Os Guarani Kaiowá foram expulsos de seus territórios na ditadura dentro de uma política adotada pelo Estado brasileiro de remoção de comunidades e alocação em pequenas reservas indígenas entre 1940 e 1980. Eles lutam pela demarcação de seu território, que teve o processo anulado pelo STF em 2014, com base na tese do Marco Temporal.

Já os Krenak, além de remoções forçadas, torturas, maus-tratos e assassinatos, foram confinados na própria terra e viram seu nome virar sinônimo de encarceramento de indígenas.

Em Resplendor (MG), a ditadura criou o Reformatório Krenak, onde ficaram presos mais de cem indivíduos de ao menos 15 etnias, muitos sem acusação formal, ou por motivações como “vadiagem” e consumo de álcool. Depois do fechamento do que a CNV chamou de “campo de concentração”, o regime militar alocou os Krenak em Carmésia (MG), no que ficou conhecido como Fazenda Guarani. Lá também houve o encarceramento de indígenas de diversas etnias, parte deles reprimidos pela empresa Aracruz Celulose.

As violações do regime contra os Krenak também são tema de duas ações judiciais movidas pelo MPF. A mais recente, de março, pede indenizações coletiva e individuais para os Krenak que foram expulsos de seu território e passaram a viver em uma fazenda no interior de São Paulo. Ainda não há decisão em relação a esse pleito.

A segunda ação, movida em 2015, já teve sentenças na primeira e segunda instância, com condenação do Estado brasileiro por danos coletivos contra os Krenak. Além de uma cerimônia de reconhecimento das violações e medidas relacionadas à degradação ambiental e preservação do idioma, o Judiciário também determinou a conclusão da identificação e delimitação da TI Sete Salões, o que ocorreu em 2023. O território ainda aguarda portaria declaratória do Ministério da Justiça.

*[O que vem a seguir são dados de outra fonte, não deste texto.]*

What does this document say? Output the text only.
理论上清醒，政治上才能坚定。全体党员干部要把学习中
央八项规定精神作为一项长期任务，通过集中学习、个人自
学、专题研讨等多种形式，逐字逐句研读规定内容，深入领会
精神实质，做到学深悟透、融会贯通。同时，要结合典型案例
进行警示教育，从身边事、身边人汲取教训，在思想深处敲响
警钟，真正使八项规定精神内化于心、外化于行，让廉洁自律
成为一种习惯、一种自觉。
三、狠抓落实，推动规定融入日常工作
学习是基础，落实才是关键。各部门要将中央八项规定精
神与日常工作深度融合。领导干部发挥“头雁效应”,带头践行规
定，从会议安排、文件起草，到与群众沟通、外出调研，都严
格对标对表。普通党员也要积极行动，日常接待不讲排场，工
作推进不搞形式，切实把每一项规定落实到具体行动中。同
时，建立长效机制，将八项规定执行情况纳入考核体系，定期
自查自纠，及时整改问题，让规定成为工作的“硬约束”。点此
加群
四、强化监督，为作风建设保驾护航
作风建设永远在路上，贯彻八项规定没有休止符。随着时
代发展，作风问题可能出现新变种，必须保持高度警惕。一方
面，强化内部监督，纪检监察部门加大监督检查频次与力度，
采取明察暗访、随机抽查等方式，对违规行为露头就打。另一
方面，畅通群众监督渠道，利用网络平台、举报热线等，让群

Uma outra ação, na seara penal, tentava responsabilizar criminalmente o ex-capitão da Polícia Militar de Minas Gerais Manoel dos Santos Pinheiro pelo crime de genocídio contra os Krenak. O militar, no entanto, morreu em 2023, antes que a ação fosse julgada.

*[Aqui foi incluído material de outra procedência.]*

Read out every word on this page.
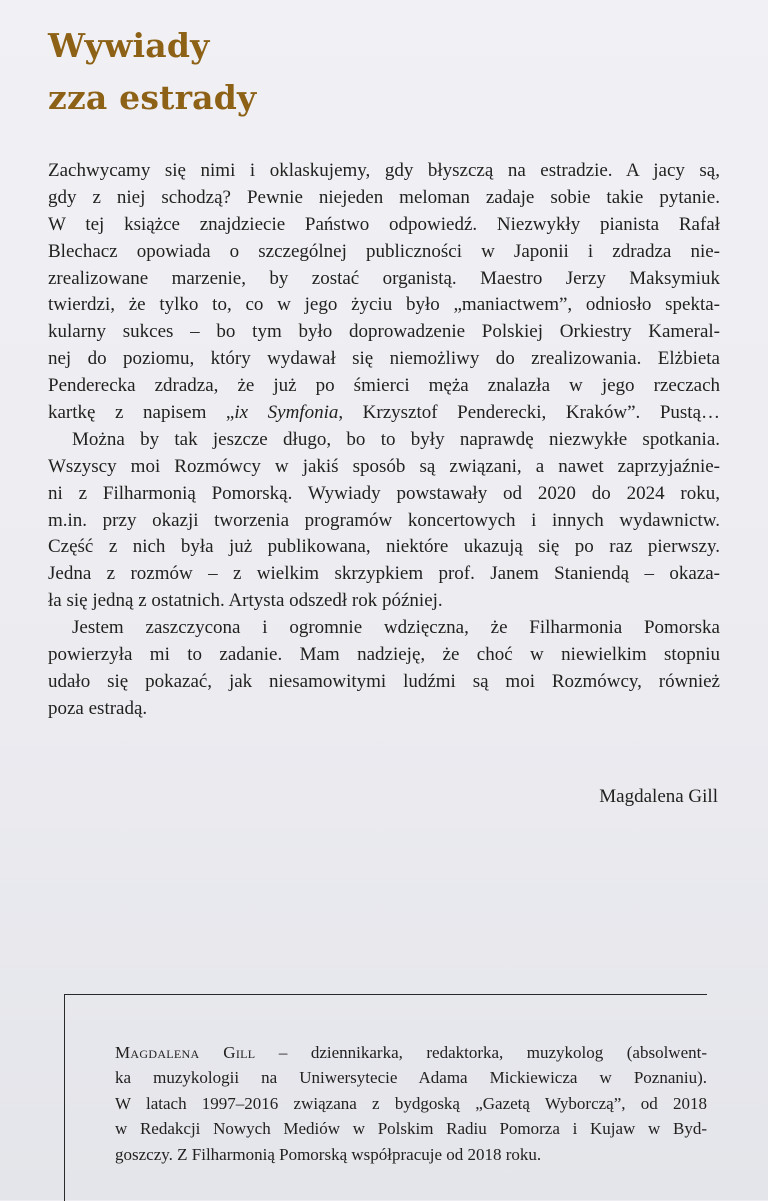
Wywiady
zza estrady
Zachwycamy się nimi i oklaskujemy, gdy błyszczą na estradzie. A jacy są,
gdy z niej schodzą? Pewnie niejeden meloman zadaje sobie takie pytanie.
W tej książce znajdziecie Państwo odpowiedź. Niezwykły pianista Rafał
Blechacz opowiada o szczególnej publiczności w Japonii i zdradza nie-
zrealizowane marzenie, by zostać organistą. Maestro Jerzy Maksymiuk
twierdzi, że tylko to, co w jego życiu było „maniactwem”, odniosło spekta-
kularny sukces – bo tym było doprowadzenie Polskiej Orkiestry Kameral-
nej do poziomu, który wydawał się niemożliwy do zrealizowania. Elżbieta
Penderecka zdradza, że już po śmierci męża znalazła w jego rzeczach
kartkę z napisem „ix Symfonia, Krzysztof Penderecki, Kraków”. Pustą…
Można by tak jeszcze długo, bo to były naprawdę niezwykłe spotkania.
Wszyscy moi Rozmówcy w jakiś sposób są związani, a nawet zaprzyjaźnie-
ni z Filharmonią Pomorską. Wywiady powstawały od 2020 do 2024 roku,
m.in. przy okazji tworzenia programów koncertowych i innych wydawnictw.
Część z nich była już publikowana, niektóre ukazują się po raz pierwszy.
Jedna z rozmów – z wielkim skrzypkiem prof. Janem Staniendą – okaza-
ła się jedną z ostatnich. Artysta odszedł rok później.
Jestem zaszczycona i ogromnie wdzięczna, że Filharmonia Pomorska
powierzyła mi to zadanie. Mam nadzieję, że choć w niewielkim stopniu
udało się pokazać, jak niesamowitymi ludźmi są moi Rozmówcy, również
poza estradą.
Magdalena Gill
Magdalena Gill – dziennikarka, redaktorka, muzykolog (absolwent-
ka muzykologii na Uniwersytecie Adama Mickiewicza w Poznaniu).
W latach 1997–2016 związana z bydgoską „Gazetą Wyborczą”, od 2018
w Redakcji Nowych Mediów w Polskim Radiu Pomorza i Kujaw w Byd-
goszczy. Z Filharmonią Pomorską współpracuje od 2018 roku.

Além das etnias contempladas pela Comissão da Anistia, os Waimiri-Atroari receberam decisões judiciais favoráveis em dois casos. Em 2018, uma decisão liminar reconheceu violações contra o povo na abertura da BR-174 (Manaus-Boa Vista) pelo regime militar, nas décadas de 1970 e 1980, quando a população caiu de 3 mil para 332 indígenas. O processo está em fase de conciliação. No ano passado, o Judiciário reconheceu violações relacionadas à inundação de áreas durante a construção da usina hidrelétrica de Balbina.

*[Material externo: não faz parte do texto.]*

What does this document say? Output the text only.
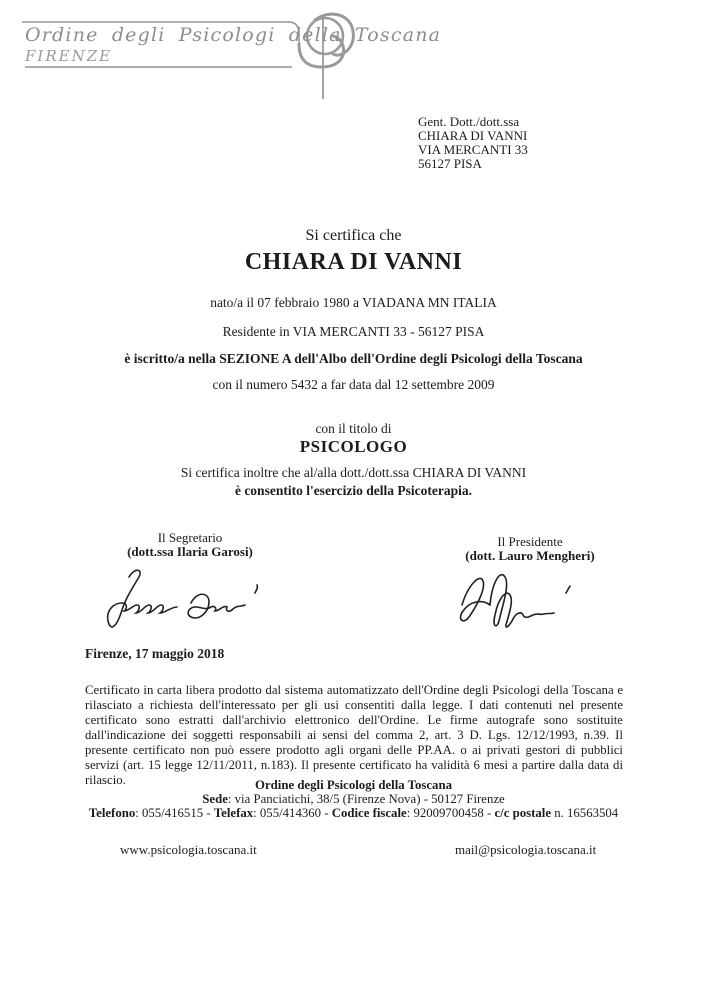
Ordine degli Psicologi della Toscana
FIRENZE
Gent. Dott./dott.ssa
CHIARA DI VANNI
VIA MERCANTI 33
56127 PISA
Si certifica che
CHIARA DI VANNI
nato/a il 07 febbraio 1980 a VIADANA MN ITALIA
Residente in VIA MERCANTI 33 - 56127 PISA
è iscritto/a nella SEZIONE A dell'Albo dell'Ordine degli Psicologi della Toscana
con il numero 5432 a far data dal 12 settembre 2009
con il titolo di
PSICOLOGO
Si certifica inoltre che al/alla dott./dott.ssa CHIARA DI VANNI
è consentito l'esercizio della Psicoterapia.
Il Segretario
(dott.ssa Ilaria Garosi)
Il Presidente
(dott. Lauro Mengheri)
Firenze, 17 maggio 2018

Certificato in carta libera prodotto dal sistema automatizzato dell'Ordine degli Psicologi della Toscana e rilasciato a richiesta dell'interessato per gli usi consentiti dalla legge. I dati contenuti nel presente certificato sono estratti dall'archivio elettronico dell'Ordine. Le firme autografe sono sostituite dall'indicazione dei soggetti responsabili ai sensi del comma 2, art. 3 D. Lgs. 12/12/1993, n.39. Il presente certificato non può essere prodotto agli organi delle PP.AA. o ai privati gestori di pubblici servizi (art. 15 legge 12/11/2011, n.183). Il presente certificato ha validità 6 mesi a partire dalla data di rilascio.	Ordine degli Psicologi della Toscana
Sede: via Panciatichi, 38/5 (Firenze Nova) - 50127 Firenze
Telefono: 055/416515 - Telefax: 055/414360 - Codice fiscale: 92009700458 - c/c postale n. 16563504
www.psicologia.toscana.it	mail@psicologia.toscana.it
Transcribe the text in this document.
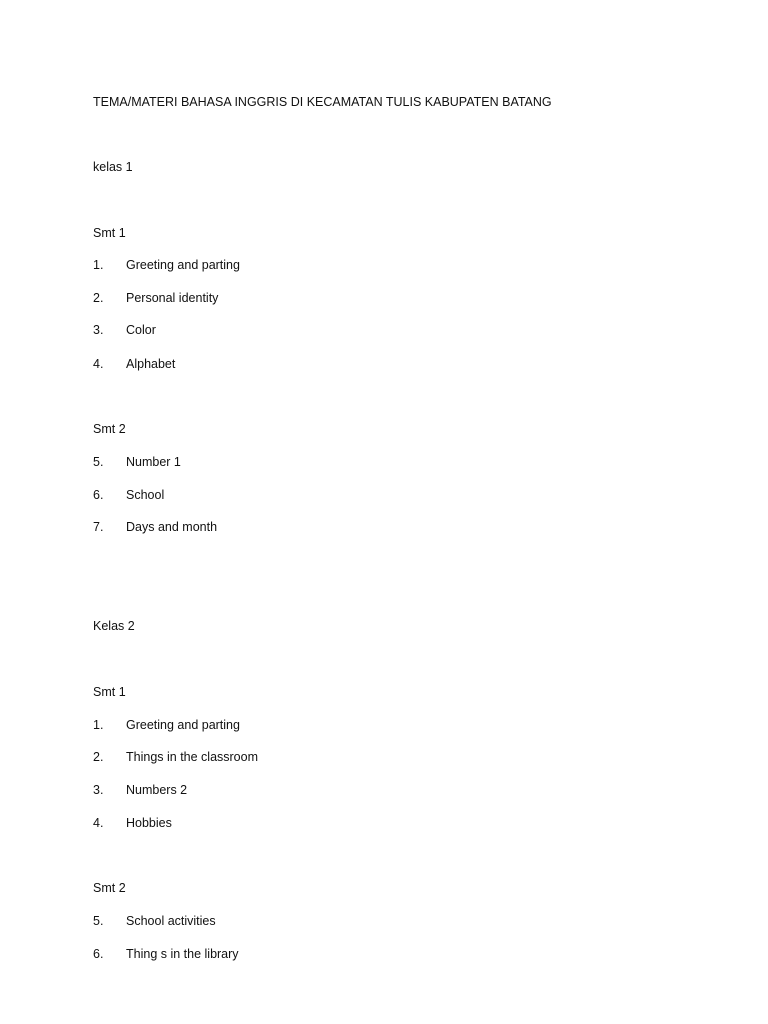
TEMA/MATERI BAHASA INGGRIS DI KECAMATAN TULIS KABUPATEN BATANG
kelas 1
Smt 1
1. Greeting and parting
2. Personal identity
3. Color
4. Alphabet
Smt 2
5. Number 1
6. School
7. Days and month
Kelas 2
Smt 1
1. Greeting and parting
2. Things in the classroom
3. Numbers 2
4. Hobbies
Smt 2
5. School activities
6. Thing s in the library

Em 2019, os povos Tenharim e Jiahui, afetados pela construção da Transamazônica (BR-230) no sul do Amazonas, receberam decisão judicial favorável em ação civil pública movida pelo MPF, mas a sentença acabou suspensa. A construção da Transamazônica teve a participação da Paranapanema, empresa de extração mineral que teria mantido indígenas em “semi-escravidão” na ditadura, como relevou a Pública no especial “Empresas cúmplices da ditadura”. Indígenas Tukano e Waimiri-Atroari também foram afetados pela ação da empresa. Esse ano, a Justiça Federal manteve parte da condenação.

O MPF também moveu ação civil pública relacionada às violações sofridas pelos Xavante da TI Marãiwatsédé, no Mato Grosso. Além de Funai, União e Mato Grosso, 13 herdeiros da fazenda Suiá-Missu foram acionados, incluindo o empresário bilionário Rubens Ometto, da Cosan. Em um primeiro momento, os indígenas foram assassinados ao tentar resistir à invasão de seu território e submetidos a condições análogas à escravidão. Depois, foram removidos em aviões da Força Aérea Brasileira (FAB) para outro território no estado, com quase uma centena de pessoas morrendo no processo.

Há ações relacionadas a outros povos, incluindo os Avá-Guarani, afetados pela construção da Usina Hidrelétrica de Itaipu; os Avá-Canoeiro, que chegaram a ser considerados extintos após um processo de deslocamento forçado; os Panará, afetados pela construção da BR-163 e por remoções forçadas, os primeiros a obter condenação do Estado brasileiro; os Akrãtikatejê (Gavião da Montanha), removidos de suas terras para a construção da hidrelétrica de Tucuruí; e os Cinta-Larga, vítimas de genocídio no início da década de 1960.